Miguel era uma referência entre revolucionários e progressistas de todo o mundo. Quando estive em Havana, em junho de 2015, junto de membros da Delegação de Paz das FARC-EP, Ricardo Tellez e Jesús Santrich, ambos do Secretariado do Estado Maior Central desta organização, faziam sempre questão de assinalar a sua admiração, respeito e reconhecimento por aquele que tanto lutara pela visibilidade da heróica luta da guerrilha colombiana. Com o seu humanismo, inseparável do internacionalismo que o moveu pelo mundo, nunca o Miguel esquecera a difícil luta, que tão bem conheceu, naquelas montanhas. As FARC-EP retribuíam. Com admiração, respeito e reconhecimento. A memória do Miguel ali estava, ali está, ali estará sempre presente.

Na Colômbia. E fora dela.

A última vez que o vi foi em Paris, quando a esta cidade veio na última passagem de ano, com a sua Catarina, a sua filha e netos. Lembro-me de estremecer quando, depois desta viagem, já na China, li "Em Paris, pela última vez". Apesar da sempre consciência da próxima morte, apesar de tantas vezes a este fato inexorável da vida humana se referir, ali, naquelas palavras, Miguel despedia-se de todos Nós. E fazia-o com toda a carga de conhecimento e de saber em que dialeticamente a História cruzava a Vida, ambas inseparáveis da luta e do Amor.
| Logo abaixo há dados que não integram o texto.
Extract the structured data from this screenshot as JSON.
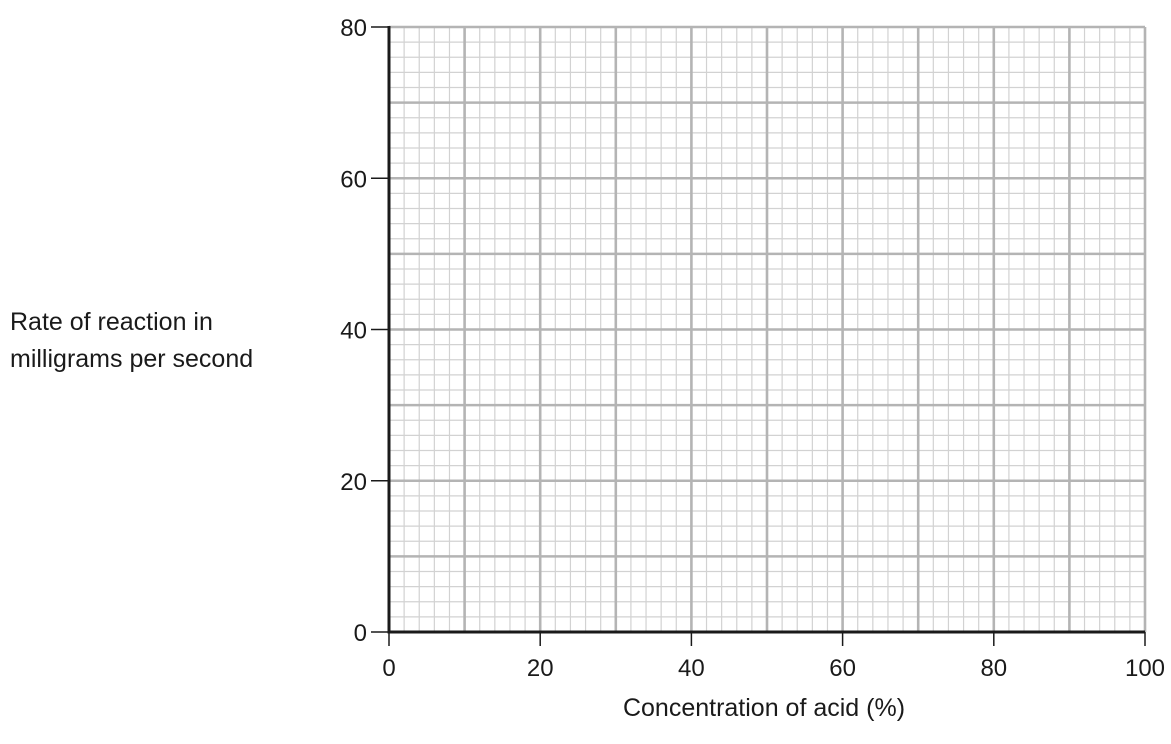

Nunca parou de ler, nunca parou de escrever.

Guardo, privilegiadamente, e não sem alguma vaidade - esta característica, contudo, que o Miguel tanto detestava e que o fazia repudiar muitos daqueles que dele procuravam aproximar-se -, as tão bonitas palavras com que se despediu na última mensagem que me enviaria: Faço votos para que encontres em Macau a felicidade relativa possível, na certeza de que essa experiência será útil para a mulher e a escritora.

Não voltaria a trocar correspondência com o Miguel. Não estaria presente no derradeiro Adeus. Não pude abraçar a Catarina aquando do Adeus ao seu Miguel.

O Miguel que nos fez a nós, comunistas e revolucionários, Maiores.
O Miguel que se ria de tantos absurdos escritos e ditos. O Miguel que, ao reconhecer erros na análise científica da realidade, e ao constatar o afastamento de uma perspetiva revolucionária por parte de quem nunca a deveria abandonar, alertava para o perigo de, assim, o Homem abandonar o único mundo possível de superar a barbárie capitalista. O Miguel que escrevia História com a Vida, que nos transportava do Alentejo para a Colômbia, do Irão para a Turquia, da França para o Brasil, do Afeganistão para o México. O Miguel que não caberá nunca numa tímida nota biográfica 4 parágrafos.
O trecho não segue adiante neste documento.